SIRT6 Is a Key Regulator of Pancreatic β-cell Survival and Function During Aging

Abstract

Pancreatic β cells undergo senescence and death during aging; however, the underlying mechanisms remain incompletely understood. The aims of this study were to investigate the role of sirtuin 6 (SIRT6) in the regulation of β-cell survival and function during aging. Pancreatic β-cell-specific SIRT6 transgenic mice (TgSIRT6) were generated for the study. DNA damage, cell death, and cell proliferation were analyzed by immunofluorescence microscopy.

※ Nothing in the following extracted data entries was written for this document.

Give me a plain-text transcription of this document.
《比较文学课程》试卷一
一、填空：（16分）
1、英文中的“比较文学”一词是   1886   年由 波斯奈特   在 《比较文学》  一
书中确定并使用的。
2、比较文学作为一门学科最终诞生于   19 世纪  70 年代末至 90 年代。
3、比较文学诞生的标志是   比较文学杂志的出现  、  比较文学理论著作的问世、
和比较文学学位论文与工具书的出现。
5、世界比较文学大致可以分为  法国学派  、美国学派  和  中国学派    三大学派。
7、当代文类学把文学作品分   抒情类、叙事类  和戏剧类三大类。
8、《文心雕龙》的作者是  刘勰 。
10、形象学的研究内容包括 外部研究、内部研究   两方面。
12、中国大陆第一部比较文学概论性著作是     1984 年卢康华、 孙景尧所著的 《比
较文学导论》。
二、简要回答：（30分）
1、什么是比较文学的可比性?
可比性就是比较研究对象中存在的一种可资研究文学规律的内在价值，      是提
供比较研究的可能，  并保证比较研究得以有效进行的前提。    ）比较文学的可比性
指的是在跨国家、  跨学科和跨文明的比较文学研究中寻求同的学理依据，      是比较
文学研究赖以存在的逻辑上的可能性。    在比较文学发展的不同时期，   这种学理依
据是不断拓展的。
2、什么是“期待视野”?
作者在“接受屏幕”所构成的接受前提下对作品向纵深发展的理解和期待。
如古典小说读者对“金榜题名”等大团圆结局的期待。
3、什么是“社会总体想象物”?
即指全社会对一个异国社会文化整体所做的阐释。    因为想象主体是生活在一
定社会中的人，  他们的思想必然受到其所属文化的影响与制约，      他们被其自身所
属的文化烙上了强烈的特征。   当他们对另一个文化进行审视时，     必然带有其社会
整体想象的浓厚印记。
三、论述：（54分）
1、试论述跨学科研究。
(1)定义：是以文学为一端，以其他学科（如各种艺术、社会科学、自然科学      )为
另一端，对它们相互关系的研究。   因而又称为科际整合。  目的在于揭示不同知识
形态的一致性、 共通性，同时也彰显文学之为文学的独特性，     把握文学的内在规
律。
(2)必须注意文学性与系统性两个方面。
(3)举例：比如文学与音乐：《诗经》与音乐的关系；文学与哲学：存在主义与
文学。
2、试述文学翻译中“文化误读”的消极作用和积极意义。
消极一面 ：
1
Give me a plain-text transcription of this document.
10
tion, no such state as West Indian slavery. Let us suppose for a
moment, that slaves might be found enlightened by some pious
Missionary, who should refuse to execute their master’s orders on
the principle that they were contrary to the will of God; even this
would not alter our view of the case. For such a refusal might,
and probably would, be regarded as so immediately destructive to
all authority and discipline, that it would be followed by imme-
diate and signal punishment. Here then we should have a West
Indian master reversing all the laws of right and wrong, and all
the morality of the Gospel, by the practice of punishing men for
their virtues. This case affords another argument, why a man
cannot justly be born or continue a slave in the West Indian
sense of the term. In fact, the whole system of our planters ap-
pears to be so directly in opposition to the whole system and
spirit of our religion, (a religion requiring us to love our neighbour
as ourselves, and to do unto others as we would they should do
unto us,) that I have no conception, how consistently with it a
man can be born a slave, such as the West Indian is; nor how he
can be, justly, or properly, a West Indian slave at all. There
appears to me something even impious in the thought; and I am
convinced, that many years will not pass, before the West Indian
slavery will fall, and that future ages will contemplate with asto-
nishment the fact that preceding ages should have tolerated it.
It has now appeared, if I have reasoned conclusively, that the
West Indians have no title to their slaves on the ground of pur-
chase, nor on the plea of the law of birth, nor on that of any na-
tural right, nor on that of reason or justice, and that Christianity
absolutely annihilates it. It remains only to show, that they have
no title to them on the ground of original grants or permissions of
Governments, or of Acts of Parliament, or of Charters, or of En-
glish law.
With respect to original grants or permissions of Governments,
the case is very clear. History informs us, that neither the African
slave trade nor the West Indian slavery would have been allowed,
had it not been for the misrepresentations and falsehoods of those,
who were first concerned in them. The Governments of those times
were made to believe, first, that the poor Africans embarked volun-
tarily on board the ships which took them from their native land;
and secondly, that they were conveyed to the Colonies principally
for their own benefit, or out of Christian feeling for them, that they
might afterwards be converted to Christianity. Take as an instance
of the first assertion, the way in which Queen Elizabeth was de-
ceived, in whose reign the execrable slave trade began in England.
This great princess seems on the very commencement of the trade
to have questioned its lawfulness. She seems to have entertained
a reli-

Gene expression was analyzed by RNA-seq. Candidate genes and pathways were validated in the INS-1 cell line. SIRT6 protein levels were decreased in pancreatic β cells during aging. TgSIRT6 mice exhibited less DNA damage and cell death including apoptosis, necroptosis, and pyroptosis in β cells than that in wildtype mice. TgSIRT6 mice had increased number of large islets and an increase in total islet area in pancreas compared to wildtype mice. As a result, TgSIRT6 mice showed better glucose tolerance and glucose-stimulated insulin secretion than wildtype mice. RRAD and GEM like GTPase 2 (REM2), an endogenous inhibitor of high-voltage-activated calcium channels, was negatively regulated by SIRT6. Knockdown of Rem2 in INS-1 cells partially rescued the SIRT6 deficiency- and palmitic acids-induced DNA damage, lipid peroxidation, and cell death. Rem2 β-cell-specific knockout mice had less DNA damage and cell death in β cells than that in wildtype mice. Our data suggest that SIRT6 is a critical anti-aging factor in pancreatic β cells. SIRT6 overexpression significantly reduces DNA damage and cell death. Thus, SIRT6 can be a therapeutic target for reversing β-cell aging.